As we continue our observance of October as Respect Life Month, perhaps one of the most difficult issues for many Catholics is opposing the death penalty. Yet it is an issue that should be remembered as we consider respect for all human life.

Many people still seem to have the “eye for an eye” mentality when it comes to crime and punishment. They want to see criminals punished by death, especially for heinous crimes. They believe that society is better off without these hardened criminals in our midst.

However, as followers of Christ, we believe that God will show mercy to all sinners if they repent. We should allow everyone the opportunity for forgiveness.

No death penalty in Wisconsin

Fortunately, the citizens of our state have continued to oppose the use of the death penalty. Wisconsin abolished capital punishment in 1853. In nearly every legislative session, supporters of the death penalty have tried to break this tradition. But so far lawmakers have succeeded in stopping efforts to reinstate the death penalty.

We all know about the cases around the country of innocent people sentenced to death. The Innocence Project has found numerous cases where new evidence clears someone convicted of a crime, often with the use of new DNA profiling.

Racial disparities in criminal justice system

The possible death of an innocent person is just one reason to oppose the use of capital punishment. We can be thankful we don’t have the death penalty in our state, because a reports continue to show racial disparities within the criminal justice system in Wisconsin.

Statistics reveal that a disproportionately high number of African-Americans are incarcerated in Wisconsin. A 2013 study at the University of Wisconsin-Milwaukee looked at that state’s incarceration rates and found they were the highest in the country for black men.

The UW-Milwaukee researchers say their analysis was truly eye-opening. They found that Wisconsin’s incarceration rate for black men — 13 percent — was nearly double the country’s rate. “We were so far above everybody else. That just sort of stunned us when we saw that,” said Professor John Pawasarat, who studied two decades of Wisconsin’s prison and employment data.

If the death penalty were legal in our state, we could find that racial disparities might occur in use of capital punishment, too.

Support a moratorium or ban

While continuing to oppose any efforts to reinstate the death penalty in Wisconsin, state citizens can also influence our senators and congressional representatives on the federal level to support a moratorium on capital punishment — if not an outright ban — in our country.

Pope Francis has continued his predecessors’ call for abolition of the death penalty.

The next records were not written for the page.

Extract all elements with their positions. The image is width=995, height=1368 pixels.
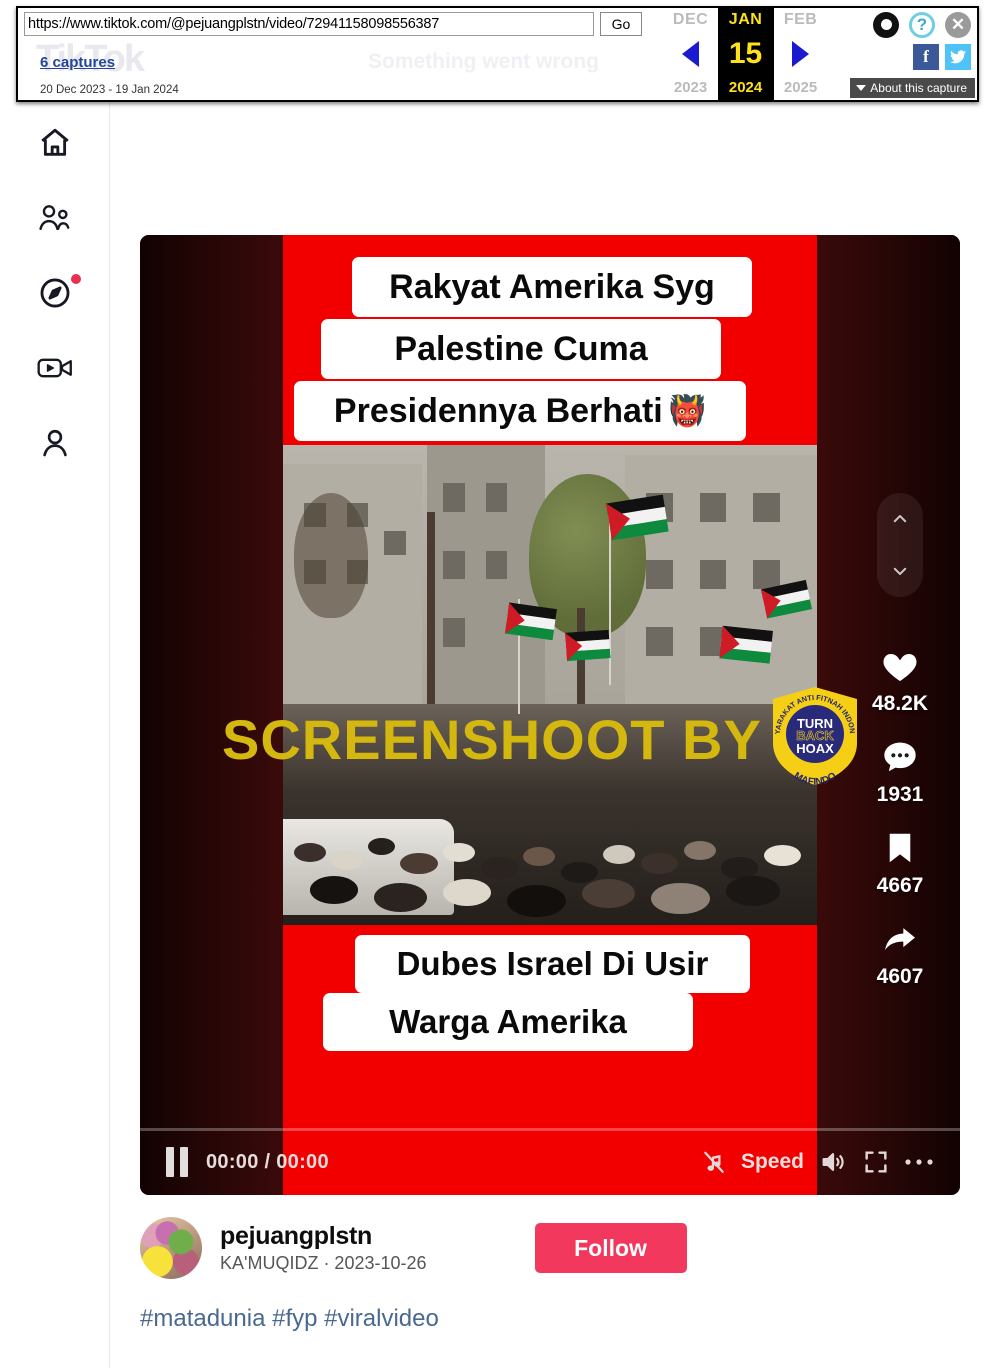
friends-icon	[37, 203, 73, 233]
fullscreen-icon[interactable]	[862, 1148, 890, 1176]
bookmark-button[interactable]: 4667	[876, 825, 924, 898]
account-icon[interactable]	[873, 12, 899, 38]
go-button[interactable]: Go	[600, 12, 642, 36]
share-count: 4607	[876, 965, 924, 988]
month-current-column[interactable]: JAN 15 2024	[717, 8, 774, 100]
volume-on-icon[interactable]	[818, 1148, 848, 1176]
sidebar-item-friends[interactable]	[27, 197, 83, 239]
notification-dot	[70, 274, 81, 284]
video-frame: Rakyat Amerika Syg Palestine Cuma Presid…	[283, 235, 817, 1195]
about-this-capture-button[interactable]: About this capture	[850, 78, 975, 98]
video-overlay-bottom-line-2: Warga Amerika	[323, 993, 693, 1051]
wayback-url-row: Go	[24, 12, 642, 36]
comment-button[interactable]: 1931	[876, 734, 924, 807]
home-icon	[38, 126, 72, 160]
video-scroll-controls[interactable]	[877, 493, 923, 597]
about-this-capture-label: About this capture	[870, 81, 967, 95]
chevron-down-icon[interactable]	[891, 562, 909, 580]
crowd	[283, 714, 817, 925]
help-icon[interactable]: ?	[909, 12, 935, 38]
video-player-card[interactable]: Rakyat Amerika Syg Palestine Cuma Presid…	[140, 235, 960, 1195]
day-current-label: 15	[728, 37, 763, 70]
video-overlay-text-line-3-label: Presidennya Berhati	[333, 391, 663, 430]
prev-capture-arrow[interactable]	[682, 41, 700, 67]
close-icon[interactable]: ✕	[945, 12, 971, 38]
like-button[interactable]: 48.2K	[872, 643, 928, 716]
sidebar-item-live[interactable]	[27, 347, 83, 389]
video-left-rail	[140, 235, 283, 1195]
month-prev-label: DEC	[672, 11, 709, 28]
month-current-label: JAN	[728, 11, 763, 28]
more-options-icon[interactable]	[904, 1157, 934, 1167]
sidebar-item-home[interactable]	[27, 122, 83, 164]
author-username[interactable]: pejuangplstn	[220, 1222, 427, 1251]
video-overlay-text-line-2: Palestine Cuma	[321, 319, 721, 379]
live-video-icon	[36, 354, 74, 382]
tiktok-page: Rakyat Amerika Syg Palestine Cuma Presid…	[0, 100, 995, 1368]
wayback-right-section: ? ✕ f About this capture	[827, 8, 977, 100]
year-current-label: 2024	[728, 79, 763, 96]
heart-icon	[877, 643, 923, 689]
sidebar-item-profile[interactable]	[27, 422, 83, 464]
left-sidebar	[0, 100, 110, 1368]
page-error-message: Something went wrong	[368, 50, 599, 73]
avatar[interactable]	[140, 1217, 202, 1279]
wayback-social-row: f	[913, 44, 971, 70]
wayback-machine-toolbar: TikTok Something went wrong Go 6 capture…	[16, 6, 979, 102]
facebook-icon[interactable]: f	[913, 44, 939, 70]
month-next-label: FEB	[783, 11, 818, 28]
bookmark-icon	[877, 825, 923, 871]
comment-count: 1931	[876, 783, 924, 806]
main-content: Rakyat Amerika Syg Palestine Cuma Presid…	[110, 100, 995, 1368]
chevron-down-icon	[856, 85, 867, 91]
video-controls-bar: 00:00 / 00:00 Speed	[140, 1129, 960, 1195]
devil-emoji: 👹	[668, 394, 707, 428]
sidebar-item-explore[interactable]	[27, 272, 83, 314]
url-input[interactable]	[24, 12, 594, 36]
author-meta: pejuangplstn KA'MUQIDZ · 2023-10-26	[220, 1222, 427, 1274]
playback-speed-button[interactable]: Speed	[741, 1150, 804, 1174]
palestinian-flag	[565, 629, 611, 662]
video-overlay-bottom-line-1: Dubes Israel Di Usir	[355, 935, 750, 993]
pause-button[interactable]	[166, 1147, 192, 1177]
author-row: pejuangplstn KA'MUQIDZ · 2023-10-26 Foll…	[140, 1210, 820, 1286]
chevron-up-icon[interactable]	[891, 510, 909, 528]
bookmark-count: 4667	[876, 874, 924, 897]
share-button[interactable]: 4607	[876, 916, 924, 989]
year-next-label: 2025	[783, 79, 818, 96]
explore-compass-icon	[38, 276, 72, 310]
video-overlay-text-line-1: Rakyat Amerika Syg	[352, 257, 752, 317]
music-note-off-icon[interactable]	[701, 1147, 727, 1177]
twitter-icon[interactable]	[945, 44, 971, 70]
like-count: 48.2K	[871, 692, 929, 715]
video-timecode: 00:00 / 00:00	[206, 1150, 329, 1173]
wayback-left-section: TikTok Something went wrong Go 6 capture…	[18, 8, 664, 100]
palestinian-flag	[719, 625, 773, 665]
video-action-rail: 48.2K 1931 4667 4607	[854, 493, 946, 1007]
wayback-date-navigator: DEC 2023 JAN 15 2024 FEB 2025	[663, 8, 828, 100]
wayback-icon-row: ? ✕	[873, 12, 971, 38]
profile-person-icon	[39, 427, 71, 459]
month-prev-column[interactable]: DEC 2023	[663, 8, 718, 100]
video-scene-image	[283, 445, 817, 925]
comment-bubble-icon	[877, 734, 923, 780]
year-prev-label: 2023	[673, 79, 708, 96]
video-overlay-text-line-3: Presidennya Berhati 👹	[294, 381, 746, 441]
next-capture-arrow[interactable]	[792, 41, 810, 67]
tree	[293, 493, 369, 618]
author-nickname-and-date: KA'MUQIDZ · 2023-10-26	[220, 1253, 427, 1273]
month-next-column[interactable]: FEB 2025	[773, 8, 828, 100]
follow-button[interactable]: Follow	[534, 1223, 687, 1273]
caption-hashtags[interactable]: #matadunia #fyp #viralvideo	[140, 1305, 439, 1333]
captures-link[interactable]: 6 captures	[40, 54, 115, 71]
share-arrow-icon	[877, 916, 923, 962]
capture-date-range: 20 Dec 2023 - 19 Jan 2024	[40, 84, 179, 96]
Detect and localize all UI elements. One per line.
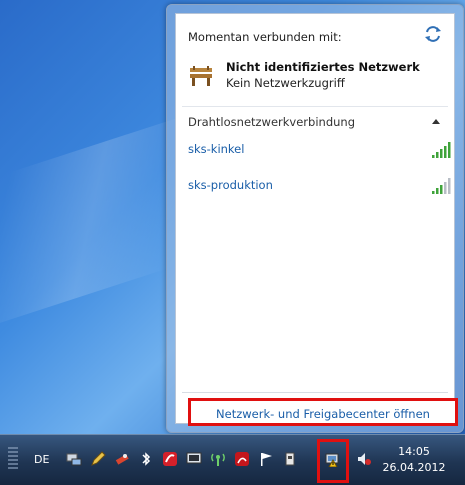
network-name: Nicht identifiziertes Netzwerk (226, 60, 420, 74)
pencil-icon[interactable] (90, 451, 106, 467)
clock-date[interactable]: 26.04.2012 (379, 461, 449, 474)
wifi-item-sks-kinkel[interactable]: sks-kinkel (188, 142, 452, 162)
wireless-icon[interactable] (210, 451, 226, 467)
divider (182, 106, 448, 107)
clock-time[interactable]: 14:05 (379, 445, 449, 458)
bluetooth-icon[interactable] (138, 451, 154, 467)
device-icon[interactable] (282, 451, 298, 467)
monitor-icon[interactable] (186, 451, 202, 467)
network-center-button[interactable]: Netzwerk- und Freigabecenter öffnen (188, 398, 458, 426)
pdf-icon[interactable] (234, 451, 250, 467)
network-flyout-panel: Momentan verbunden mit: Nicht identifizi… (175, 13, 458, 426)
connected-label: Momentan verbunden mit: (188, 30, 342, 44)
antivirus-icon[interactable] (162, 451, 178, 467)
wifi-name: sks-kinkel (188, 142, 245, 156)
chevron-up-icon[interactable] (432, 118, 440, 124)
network-config-icon[interactable] (66, 451, 82, 467)
wifi-item-sks-produktion[interactable]: sks-produktion (188, 178, 452, 198)
wifi-name: sks-produktion (188, 178, 273, 192)
current-network: Nicht identifiziertes Netzwerk Kein Netz… (188, 60, 448, 100)
refresh-icon[interactable] (424, 26, 442, 42)
bench-icon (190, 66, 212, 86)
network-center-link[interactable]: Netzwerk- und Freigabecenter öffnen (191, 407, 455, 421)
highlight-box (317, 439, 349, 483)
tool-icon[interactable] (114, 451, 130, 467)
language-indicator[interactable]: DE (34, 453, 49, 466)
taskbar: DE 14:05 26.04.2012 (0, 434, 465, 485)
signal-strength-icon (432, 142, 451, 158)
signal-strength-icon (432, 178, 451, 194)
network-flyout: Momentan verbunden mit: Nicht identifizi… (166, 4, 464, 433)
flag-icon[interactable] (258, 451, 274, 467)
footer-divider (182, 392, 448, 393)
section-header: Drahtlosnetzwerkverbindung (188, 115, 355, 129)
volume-icon[interactable] (356, 451, 372, 467)
network-status: Kein Netzwerkzugriff (226, 76, 345, 90)
taskbar-grip[interactable] (8, 447, 18, 471)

In a message to participants of the Fifth World Congress Against the Death Penalty held in Madrid in June of 2013, Pope Francis reiterated support for abolition of the death penalty.

Opposition to the death penalty is part of the Church’s defense of the dignity of human life, he said, and it is “a courageous reaffirmation of the conviction that humanity can successfully confront criminality” without resorting to the suppression of life. The Holy Father recalled that his predecessors Benedict XVI and John Paul II made similar pleas. He asked that “capital sentences be commuted to a lesser punishment that allows for time and incentives for the reform of the offender.”